Ok, so my ages are arbitrary, questionable and poorly argued and there still isn’t any clear point being made. Just a little bit longer.
We have now narrowed down the years that i want to deal with to a manageable figure – somewhere around 57 years. Just what limitations are we faced with when looking to fill those 57 years with a full, fun, and varied life? Remember, i am dealing here with an “average”, and for the sake of clarity that average is middle class Australia. So we are assuming that these 57 years will be filled with a series of jobs, a couple of marriages and at least one divorce, as well as the “average” emotional traumas of family and friends’ deaths, illnesses and a rotation of relationships.

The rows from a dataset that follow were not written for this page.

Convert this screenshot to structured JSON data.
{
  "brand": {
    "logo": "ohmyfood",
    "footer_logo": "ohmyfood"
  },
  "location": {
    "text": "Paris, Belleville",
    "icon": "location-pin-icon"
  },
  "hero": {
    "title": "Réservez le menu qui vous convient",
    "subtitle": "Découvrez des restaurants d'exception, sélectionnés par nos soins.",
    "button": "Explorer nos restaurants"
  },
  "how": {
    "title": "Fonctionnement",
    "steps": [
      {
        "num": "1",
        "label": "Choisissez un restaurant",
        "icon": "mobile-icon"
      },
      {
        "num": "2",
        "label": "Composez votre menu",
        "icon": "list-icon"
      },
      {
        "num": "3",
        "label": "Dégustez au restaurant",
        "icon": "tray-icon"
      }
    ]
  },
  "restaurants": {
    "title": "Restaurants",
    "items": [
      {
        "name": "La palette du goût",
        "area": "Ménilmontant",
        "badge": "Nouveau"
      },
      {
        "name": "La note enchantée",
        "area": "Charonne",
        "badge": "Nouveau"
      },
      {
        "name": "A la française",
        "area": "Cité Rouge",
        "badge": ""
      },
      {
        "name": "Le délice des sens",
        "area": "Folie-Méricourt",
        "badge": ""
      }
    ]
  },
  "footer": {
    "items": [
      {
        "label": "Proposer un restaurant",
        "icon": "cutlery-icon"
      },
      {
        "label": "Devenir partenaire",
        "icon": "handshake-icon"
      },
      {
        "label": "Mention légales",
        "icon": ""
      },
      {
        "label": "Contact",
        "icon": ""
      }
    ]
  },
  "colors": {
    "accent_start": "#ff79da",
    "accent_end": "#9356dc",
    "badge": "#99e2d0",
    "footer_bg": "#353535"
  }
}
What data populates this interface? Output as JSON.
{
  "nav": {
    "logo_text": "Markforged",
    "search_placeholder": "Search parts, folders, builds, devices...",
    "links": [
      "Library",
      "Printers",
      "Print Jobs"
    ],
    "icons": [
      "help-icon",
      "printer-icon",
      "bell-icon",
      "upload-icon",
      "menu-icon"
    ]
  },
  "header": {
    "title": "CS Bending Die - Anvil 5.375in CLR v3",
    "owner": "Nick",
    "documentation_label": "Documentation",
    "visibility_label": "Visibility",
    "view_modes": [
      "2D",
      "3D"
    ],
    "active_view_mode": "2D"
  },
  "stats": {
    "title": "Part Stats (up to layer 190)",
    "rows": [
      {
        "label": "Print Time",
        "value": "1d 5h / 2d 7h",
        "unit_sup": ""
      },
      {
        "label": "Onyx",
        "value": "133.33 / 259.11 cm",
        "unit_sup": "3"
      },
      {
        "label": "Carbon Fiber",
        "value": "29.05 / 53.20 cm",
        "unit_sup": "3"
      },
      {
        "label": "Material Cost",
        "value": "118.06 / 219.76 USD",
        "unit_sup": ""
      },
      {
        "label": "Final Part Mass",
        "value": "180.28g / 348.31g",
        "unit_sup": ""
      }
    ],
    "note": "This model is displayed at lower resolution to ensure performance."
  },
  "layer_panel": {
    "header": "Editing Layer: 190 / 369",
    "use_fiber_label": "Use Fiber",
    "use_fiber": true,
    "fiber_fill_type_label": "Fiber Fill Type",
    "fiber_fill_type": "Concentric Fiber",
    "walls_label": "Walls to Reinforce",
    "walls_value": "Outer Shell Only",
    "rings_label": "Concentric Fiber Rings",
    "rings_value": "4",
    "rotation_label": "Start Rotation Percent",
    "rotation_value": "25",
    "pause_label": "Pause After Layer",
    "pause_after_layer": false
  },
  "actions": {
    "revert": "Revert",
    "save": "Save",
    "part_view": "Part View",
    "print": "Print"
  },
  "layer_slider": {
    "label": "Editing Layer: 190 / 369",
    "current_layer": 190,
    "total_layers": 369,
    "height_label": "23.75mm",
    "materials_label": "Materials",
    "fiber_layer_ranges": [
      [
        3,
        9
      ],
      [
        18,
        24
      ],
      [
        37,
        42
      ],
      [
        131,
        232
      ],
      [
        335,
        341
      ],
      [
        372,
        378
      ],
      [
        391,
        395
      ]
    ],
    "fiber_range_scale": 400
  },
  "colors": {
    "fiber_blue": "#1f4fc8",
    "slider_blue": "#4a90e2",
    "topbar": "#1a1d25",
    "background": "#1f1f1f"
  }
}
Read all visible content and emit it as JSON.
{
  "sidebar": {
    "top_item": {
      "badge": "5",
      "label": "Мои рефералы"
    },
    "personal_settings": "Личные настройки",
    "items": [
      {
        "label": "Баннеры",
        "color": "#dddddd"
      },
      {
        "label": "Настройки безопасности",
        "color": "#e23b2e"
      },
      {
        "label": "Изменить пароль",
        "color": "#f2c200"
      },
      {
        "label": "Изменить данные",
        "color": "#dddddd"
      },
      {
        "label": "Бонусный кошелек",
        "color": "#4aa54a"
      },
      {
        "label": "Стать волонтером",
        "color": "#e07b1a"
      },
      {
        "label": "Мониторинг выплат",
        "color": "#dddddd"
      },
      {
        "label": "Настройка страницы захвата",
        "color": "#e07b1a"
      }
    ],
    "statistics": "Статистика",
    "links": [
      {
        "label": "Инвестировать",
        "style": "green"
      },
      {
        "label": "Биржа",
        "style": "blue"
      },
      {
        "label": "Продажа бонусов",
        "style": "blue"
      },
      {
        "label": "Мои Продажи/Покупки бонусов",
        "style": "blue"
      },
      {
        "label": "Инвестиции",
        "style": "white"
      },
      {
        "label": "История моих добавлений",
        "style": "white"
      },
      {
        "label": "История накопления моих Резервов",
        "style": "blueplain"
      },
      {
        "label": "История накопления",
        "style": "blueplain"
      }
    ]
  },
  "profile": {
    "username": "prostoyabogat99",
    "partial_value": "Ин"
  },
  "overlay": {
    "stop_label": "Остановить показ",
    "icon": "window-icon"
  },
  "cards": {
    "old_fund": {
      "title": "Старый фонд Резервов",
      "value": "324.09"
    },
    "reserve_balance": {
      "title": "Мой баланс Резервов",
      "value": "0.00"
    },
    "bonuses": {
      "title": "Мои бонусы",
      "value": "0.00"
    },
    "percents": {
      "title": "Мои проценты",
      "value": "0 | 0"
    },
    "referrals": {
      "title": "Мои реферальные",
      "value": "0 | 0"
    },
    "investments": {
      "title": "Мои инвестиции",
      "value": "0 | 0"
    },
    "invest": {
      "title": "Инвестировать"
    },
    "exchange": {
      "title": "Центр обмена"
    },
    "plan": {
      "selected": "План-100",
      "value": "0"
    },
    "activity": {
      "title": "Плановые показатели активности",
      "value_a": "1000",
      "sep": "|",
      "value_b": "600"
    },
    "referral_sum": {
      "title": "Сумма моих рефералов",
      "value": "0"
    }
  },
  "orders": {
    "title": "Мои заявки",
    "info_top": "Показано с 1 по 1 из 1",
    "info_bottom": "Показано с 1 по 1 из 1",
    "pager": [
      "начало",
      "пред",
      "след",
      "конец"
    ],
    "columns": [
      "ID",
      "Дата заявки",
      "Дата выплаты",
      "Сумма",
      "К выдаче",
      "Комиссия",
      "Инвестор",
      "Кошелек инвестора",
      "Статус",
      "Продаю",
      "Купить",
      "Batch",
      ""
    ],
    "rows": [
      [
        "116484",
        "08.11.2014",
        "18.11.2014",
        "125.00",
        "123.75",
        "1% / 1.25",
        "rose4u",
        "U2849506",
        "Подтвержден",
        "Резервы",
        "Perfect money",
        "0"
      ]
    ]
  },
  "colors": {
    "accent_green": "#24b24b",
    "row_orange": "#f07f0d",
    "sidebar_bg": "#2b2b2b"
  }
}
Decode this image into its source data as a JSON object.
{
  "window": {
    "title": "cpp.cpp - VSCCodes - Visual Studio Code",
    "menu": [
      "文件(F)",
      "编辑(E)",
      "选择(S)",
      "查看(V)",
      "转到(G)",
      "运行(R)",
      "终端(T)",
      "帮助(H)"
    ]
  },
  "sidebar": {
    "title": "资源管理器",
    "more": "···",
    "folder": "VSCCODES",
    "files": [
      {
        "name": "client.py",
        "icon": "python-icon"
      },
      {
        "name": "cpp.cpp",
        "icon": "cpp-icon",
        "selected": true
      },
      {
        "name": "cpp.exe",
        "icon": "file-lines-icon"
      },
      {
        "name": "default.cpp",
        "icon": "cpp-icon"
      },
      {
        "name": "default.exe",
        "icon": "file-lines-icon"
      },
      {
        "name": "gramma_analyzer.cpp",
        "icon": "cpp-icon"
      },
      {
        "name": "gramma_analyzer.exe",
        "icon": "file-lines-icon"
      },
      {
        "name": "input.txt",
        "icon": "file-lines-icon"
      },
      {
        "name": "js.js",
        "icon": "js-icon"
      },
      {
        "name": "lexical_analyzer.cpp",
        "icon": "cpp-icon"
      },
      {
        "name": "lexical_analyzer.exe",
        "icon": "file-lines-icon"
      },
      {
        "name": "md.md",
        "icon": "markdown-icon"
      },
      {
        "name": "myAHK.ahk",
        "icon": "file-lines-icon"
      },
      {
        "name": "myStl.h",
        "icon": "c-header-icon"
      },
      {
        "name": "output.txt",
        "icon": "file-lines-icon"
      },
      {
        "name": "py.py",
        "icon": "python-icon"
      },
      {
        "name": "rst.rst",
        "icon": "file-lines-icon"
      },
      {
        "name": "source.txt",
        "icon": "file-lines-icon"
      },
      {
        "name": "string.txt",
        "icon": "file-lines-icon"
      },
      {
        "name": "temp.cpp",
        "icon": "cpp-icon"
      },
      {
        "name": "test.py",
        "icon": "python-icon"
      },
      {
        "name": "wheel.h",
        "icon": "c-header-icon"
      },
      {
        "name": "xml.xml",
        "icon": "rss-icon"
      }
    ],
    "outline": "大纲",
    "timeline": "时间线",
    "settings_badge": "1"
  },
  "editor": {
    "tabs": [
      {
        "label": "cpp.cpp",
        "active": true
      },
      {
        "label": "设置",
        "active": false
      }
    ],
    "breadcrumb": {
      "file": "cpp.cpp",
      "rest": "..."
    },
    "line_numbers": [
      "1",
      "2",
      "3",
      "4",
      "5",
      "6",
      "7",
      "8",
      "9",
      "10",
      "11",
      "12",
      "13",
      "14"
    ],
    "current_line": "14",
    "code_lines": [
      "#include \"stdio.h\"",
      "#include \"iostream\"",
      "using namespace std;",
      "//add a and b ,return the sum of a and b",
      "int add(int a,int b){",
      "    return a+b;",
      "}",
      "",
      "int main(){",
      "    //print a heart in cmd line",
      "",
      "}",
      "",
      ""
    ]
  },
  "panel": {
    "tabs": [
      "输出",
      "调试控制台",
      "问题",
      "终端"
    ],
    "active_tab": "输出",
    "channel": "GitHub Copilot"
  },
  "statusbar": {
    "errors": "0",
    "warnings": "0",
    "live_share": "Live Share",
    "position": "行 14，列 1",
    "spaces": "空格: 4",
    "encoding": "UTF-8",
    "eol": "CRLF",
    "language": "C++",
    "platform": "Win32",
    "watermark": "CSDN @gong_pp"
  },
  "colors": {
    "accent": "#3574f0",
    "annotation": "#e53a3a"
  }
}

The average week is taken up with a good deal of time spent earning a living or meeting family and friend relationship obligations. Statisticians tell us that we will spend quite a bit of time esconsced in a chair, soaking up mammoth amounts of modern media. In the modern world we are increasingly subjected to the drenching input of continuous stimulation in the form of sound and vision. We could begin to ponder methodologies of working out likely free time after accounting for these but we may start to be distracted by less important modelling criteria.
The end result of these ponderings is an understanding of just how little time is likely to be made available to think.
Some may argue that this could be worked on through meditation techniques but that is likely to miss the point. i am not looking for some yogic form of moving to a higher plane, nor am i looking at an abandonment of thought in the search for purely meditative time.
Rather, i am seeking an identification of the likely time that is available to simply ponder the big things. Not life, the universe and everything but simply “me”. Time to think about the self. This could be critical or not. It could be a good thing or it may not.
Actually, we could look at it another way. How about we start from the other end? That is, we consider just how many blocks of time we currently allow for simply thinking? Thinking free of external stimulation and free of any particular objective for our thought.
There are all sorts of angles to my ponderings on this issue of limited time. How about the limitations that it places on our ability to ‘fit’ things into our lives. Perhaps not thinking but something as simple as holidays? How many times in a lifetime do you expect to have a month long holiday? How many times do you expect to achieve something that is an ideal for you? Maybe it is spending a complete day with a parent, sibling, child or friend? How about the number of books you intend to read? Read a bit of history and you will find that those who are ‘high achievers’ cram their lives full of action steps towards particular outcomes. If you are studying, just how many original references can you read? Will this limit your scope of interest or will you narrow the terms of reference so that you can hold more core texts?
We are all a little scared of our mortality, and maybe this is why we spend so little time contemplating just what we want to achieve in our lives, the likelihood of getting there and a few fallback plans if things go astray?
This has been a rather rambling thought process, which goes to show how poorly formed the germ of an idea really was. The thought is still in my mind, which means this particular post has been unsuccessful in helping me to clarify and identify the point. Pity. Will perhaps have to return to it. Sometime. When i have Time.